Cependant, j’ai également fait face aux préjugés, qui ont entraîné des questions comme « Lequel de tes parents considères-tu comme ton père ? » Parce que, forcément, l’un d’entre eux doit être le père ? Je suis consciente que ces questions découlent la plupart du temps de l’ignorance ou de la curiosité et ne reposent généralement pas sur de mauvaises intentions.
Mon interprétation générale est que la plupart des personnes sont très tolérantes vis-à-vis des nombreuses structures familiales qui existent aujourd’hui.
Et qu’en est-il des potentiels frères et sœurs ?
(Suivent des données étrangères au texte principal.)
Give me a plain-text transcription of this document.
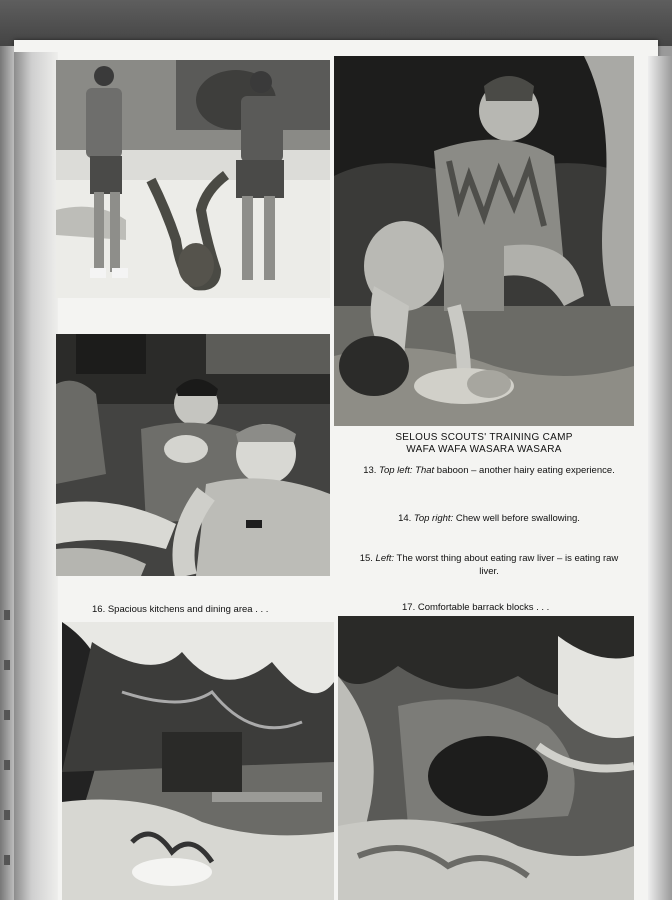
SELOUS SCOUTS' TRAINING CAMP
WAFA WAFA WASARA WASARA
13. Top left: That baboon – another hairy eating experience.
14. Top right: Chew well before swallowing.
15. Left: The worst thing about eating raw liver – is eating raw liver.
16. Spacious kitchens and dining area . . .	17. Comfortable barrack blocks . . .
Je n’ai jamais recherché mon donneur ou mes éventuels demi-frères et sœurs, mais je suis membre de plusieurs pages Facebook où je regarde si quelqu’un nous recherche mon frère et moi. Bien que je ne ressente pas le besoin de rechercher mon donneur ou mes éventuels demi-frères et sœurs, je comprends tout à fait qu’il y a des personnes qui peuvent ressentir ce besoin. Dans ce cas, elles peuvent bien évidemment me contacter !
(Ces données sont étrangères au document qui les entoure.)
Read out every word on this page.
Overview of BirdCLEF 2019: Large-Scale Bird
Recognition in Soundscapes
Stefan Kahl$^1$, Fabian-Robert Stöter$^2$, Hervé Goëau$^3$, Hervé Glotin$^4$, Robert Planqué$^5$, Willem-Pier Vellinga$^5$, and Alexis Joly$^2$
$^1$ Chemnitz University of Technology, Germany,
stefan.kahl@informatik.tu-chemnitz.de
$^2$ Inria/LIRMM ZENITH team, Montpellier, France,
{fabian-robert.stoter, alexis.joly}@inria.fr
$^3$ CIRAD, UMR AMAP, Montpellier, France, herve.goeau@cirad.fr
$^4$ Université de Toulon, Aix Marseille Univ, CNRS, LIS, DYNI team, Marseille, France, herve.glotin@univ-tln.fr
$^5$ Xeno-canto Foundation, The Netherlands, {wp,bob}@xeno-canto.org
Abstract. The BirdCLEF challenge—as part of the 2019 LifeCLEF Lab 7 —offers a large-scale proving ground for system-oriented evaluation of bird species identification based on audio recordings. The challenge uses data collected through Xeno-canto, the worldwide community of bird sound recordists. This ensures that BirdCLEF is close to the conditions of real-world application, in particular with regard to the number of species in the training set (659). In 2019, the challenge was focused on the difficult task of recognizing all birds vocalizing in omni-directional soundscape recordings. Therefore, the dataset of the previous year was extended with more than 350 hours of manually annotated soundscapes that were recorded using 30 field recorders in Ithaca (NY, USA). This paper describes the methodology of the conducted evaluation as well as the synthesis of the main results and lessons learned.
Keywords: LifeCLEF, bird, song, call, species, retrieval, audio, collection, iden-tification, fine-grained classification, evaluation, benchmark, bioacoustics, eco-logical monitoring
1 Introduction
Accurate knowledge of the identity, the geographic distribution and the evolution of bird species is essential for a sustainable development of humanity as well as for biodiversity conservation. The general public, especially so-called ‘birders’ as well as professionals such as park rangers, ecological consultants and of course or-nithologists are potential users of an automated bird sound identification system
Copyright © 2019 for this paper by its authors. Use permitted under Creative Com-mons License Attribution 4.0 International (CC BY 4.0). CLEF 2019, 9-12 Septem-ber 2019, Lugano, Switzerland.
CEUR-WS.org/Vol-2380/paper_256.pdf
Est-ce que je souhaite avoir des enfants (nés grâce à un donneur) ?
Je suis avec mon compagnon depuis un peu plus de trois ans maintenant et nous aimerions avoir des enfants un jour, mais ce n’est pas prévu pour tout de suite ! S’il s’avère que l’un de nous deux a des problèmes d’infertilité, ce serait sûrement une solution d’utiliser des ovules ou du sperme de donneur. J’aimerais beaucoup avoir la chance de porter nos futurs enfants, qu’ils soient conçus par un donneur ou non. Mais s’il s’avère que je ne peux pas le faire, il existe heureusement d’autres possibilités. Je suis sûre que je deviendrai maman un jour.